If the callable returns True, the ping quits. Defaults to None.
- onbeat: a callable that will be called when a ping succeeds.
Defaults to None.
-
stop()
Stops the Pinger
Client
-
class powerhose.client.Client(frontend='ipc:///tmp/powerhose-front.ipc', timeout=5.0, timeout_max_overflow=7.5, timeout_overflows=1, debug=False, ctx=None)
Class to call a Powerhose cluster.
Options:
- frontend: ZMQ socket to call.
- timeout: maximum allowed time for a job to run.
Defaults to 1s.
- timeout_max_overflow: maximum timeout overflow allowed.
Defaults to 1.5s
- timeout_overflows: number of times in a row the timeout value
can be overflowed per worker. The client keeps a counter of
executions that were longer than the regular timeout but shorter
than timeout_max_overflow. When the number goes over
timeout_overflows, the usual TimeoutError is raised.
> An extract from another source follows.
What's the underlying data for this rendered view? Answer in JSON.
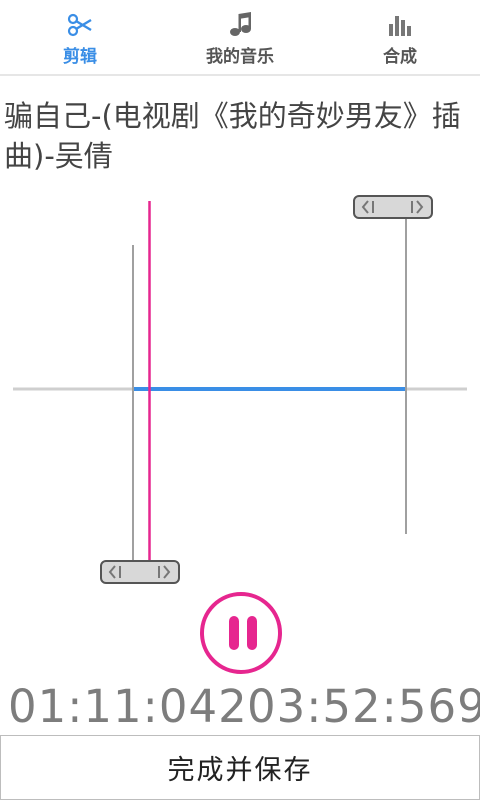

When a worker returns on time, the counter is reset.
-
execute(job, timeout=None)
Runs the job
Options:
- job: Job to be performed. Can be a Job
instance or a string. If it’s a string a Job instance
will be automatically created out of it.
- timeout: maximum allowed time for a job to run.
If not provided, uses the one defined in the constructor.
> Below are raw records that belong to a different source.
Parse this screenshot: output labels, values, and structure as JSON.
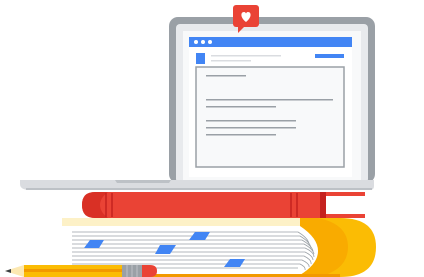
{
  "scene": {
    "subject": "laptop-on-stacked-books",
    "laptop": {
      "browser_window": {
        "control_dots": 3,
        "has_sidebar_marker": true
      },
      "notification_badge": {
        "icon": "heart-icon"
      }
    },
    "books": [
      {
        "name": "top-book",
        "cover_color": "#e53935"
      },
      {
        "name": "bottom-book",
        "cover_color": "#fbbc04"
      }
    ],
    "pencil": {
      "icon": "pencil-icon"
    }
  },
  "colors": {
    "accent_blue": "#4285f4",
    "laptop_frame": "#9aa0a6",
    "laptop_base": "#dadce0",
    "red": "#ea4335",
    "red_dark": "#c5221f",
    "yellow": "#fbbc04",
    "yellow_dark": "#f29900",
    "page_cream": "#fdf1c7",
    "screen_bg": "#f8f9fa"
  }
}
If the job fails after the timeout, raises a TimeoutError.
This method is thread-safe and uses a lock. If you need to execute a
lot of jobs simultaneously on a broker, use the Pool class.
-
ping(timeout=1.0)
Can be used to simply ping the broker to make sure
it’s responsive.
Returns the broker PID
Client Pool
-
class powerhose.client.Pool(size=10, frontend='ipc:///tmp/powerhose-front.ipc', timeout=5.0, timeout_max_overflow=7.5, timeout_overflows=1, debug=False, ctx=None)
The pool class manage several CLient instances
and publish the same interface,
Options:
- size: size of the pool. Defaults to 10.
- frontend: ZMQ socket to call.
- timeout: maximum allowed time for a job to run.
Defaults to 5s.
- timeout_max_overflow: maximum timeout overflow allowed
- timeout_overflows: number of times in a row the timeout value
can be overflowed per worker. The client keeps a counter of
executions that were longer than the regular timeout but shorter
than timeout_max_overflow. When the number goes over
timeout_overflows, the usual TimeoutError is raised.
When a worker returns on time, the counter is reset.